Nein. Wir brauchen kluge Köpfe und gelassene Herzen im Umgang mit den neuen Medien. Sie können Segen sein. Sie können Fluch sein. Es entscheidet sich alles an der Frage: Dienen die neuen Medien mir – gerade als Christ, als Christin – oder diene ich ihnen?
Ein großes Anliegen von Jesus ist es, dass wir das Evangelium unter die Leute bringen. („Gehet hin in alle Welt und machet zu Jüngern / Lehrlingen/ Nachfolgern alle Völker. Tauft sie auf den Namen des Vaters und des Sohnes und des Heiligen Geistes und lehrt sie halten alles, was ich euch geboten habe.“ Matth. 28, 16 ff) Wir sollen anderen Leuten das Evangelium ‚vermitteln‘. Darin steckt das Wort ‚mediare‘! darin stecken die ‚Medien‘! Sie sind nichts anderes als ‚Vermittlungshilfen‘. Was hilft dazu, dass Gott unter die Leute kommt? Was bringt Menschen mit Jesus Christus in Berührung? Wie werden sie auf ihn aufmerksam, öffnen ihm ihr Herz und ihr Leben?
Ein Meister der Medien: Martin Luther. Ein Meister in der Nutzung der Medien war Martin Luther. Er hat seine Gedanken an Schlosstüren gehämmert und hat damit schon im Mittelalter die erste Lithfasssäule kreiert! Er hat ‚Flugschriften‘ verfasst. Kurze Texte, in deutscher (!) Sprache geschrieben, in denen er auf aktuelle Fragen Antworten auf Grund der Bibel gesucht hat. Er hat diese Texte in Druckwerkstätten vervielfältigen lassen. Neumodisches Zeug genutzt, damit so viele Leute wie möglich seine Gedanken mitbekommen haben. Martin Luther hätte heute sicher Internet. Er würde Mails schreiben ohne Ende. Er würde sich per Whatsapp mit seinen Studenten in Gruppen treffen, damit sie jederzeit ihre Fragen an ihn loswerden könnten. Bilder von ihm würden auf Instagram hochgeladen. Ihm wäre jedes Mittel recht, um Gottes Wort in unserer Welt bekannt zu machen als die beste Lebens-Grundlage, die es für uns gibt.

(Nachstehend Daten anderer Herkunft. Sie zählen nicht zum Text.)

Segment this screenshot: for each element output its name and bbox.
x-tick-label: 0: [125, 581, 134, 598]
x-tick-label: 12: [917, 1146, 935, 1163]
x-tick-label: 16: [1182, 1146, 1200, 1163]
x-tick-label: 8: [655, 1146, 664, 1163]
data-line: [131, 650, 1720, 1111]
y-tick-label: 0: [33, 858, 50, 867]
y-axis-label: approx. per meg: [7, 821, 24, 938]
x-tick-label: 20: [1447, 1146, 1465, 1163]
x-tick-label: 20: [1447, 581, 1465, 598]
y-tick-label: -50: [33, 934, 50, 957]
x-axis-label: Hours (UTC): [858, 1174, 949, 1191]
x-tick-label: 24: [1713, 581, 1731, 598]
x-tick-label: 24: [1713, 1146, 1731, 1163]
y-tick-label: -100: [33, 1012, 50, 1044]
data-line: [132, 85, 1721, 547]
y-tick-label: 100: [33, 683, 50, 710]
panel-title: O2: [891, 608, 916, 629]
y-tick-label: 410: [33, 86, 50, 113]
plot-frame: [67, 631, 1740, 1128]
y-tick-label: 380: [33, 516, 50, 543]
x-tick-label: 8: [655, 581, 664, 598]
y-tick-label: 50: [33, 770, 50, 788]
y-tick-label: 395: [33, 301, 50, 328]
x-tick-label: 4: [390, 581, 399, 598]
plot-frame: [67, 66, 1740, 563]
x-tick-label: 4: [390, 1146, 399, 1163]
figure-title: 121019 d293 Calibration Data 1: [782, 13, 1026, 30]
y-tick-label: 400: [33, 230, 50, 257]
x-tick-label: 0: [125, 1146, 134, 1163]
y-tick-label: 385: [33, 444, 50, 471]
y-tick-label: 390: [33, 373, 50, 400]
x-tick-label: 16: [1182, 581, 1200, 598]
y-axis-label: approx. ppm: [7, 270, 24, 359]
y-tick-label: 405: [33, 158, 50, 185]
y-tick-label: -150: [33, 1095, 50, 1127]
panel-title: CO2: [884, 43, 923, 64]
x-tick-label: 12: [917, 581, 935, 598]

Aber, wie schon gesagt: Es braucht dazu Weisheit. Dienen diese Medien mir? Oder diene ich ihnen? Da bleibt ein guter Weg immer auch ein Anliegen fürs Gebet. Amen.
[1] Rebekka Schmidt, Livenet / BBC. Digitalisierter Glaube. Wie Smartphone und Soziale Medien das Christsein verändern.
[2] Matthäus-Evangelium, Kapitel 18, Verse 19 Und 20.
[3] Rebekka Schmidt, Livenet / BBC. Digitalisierter Glaube. Wie Smartphone und Soziale Medien das Christsein verändern.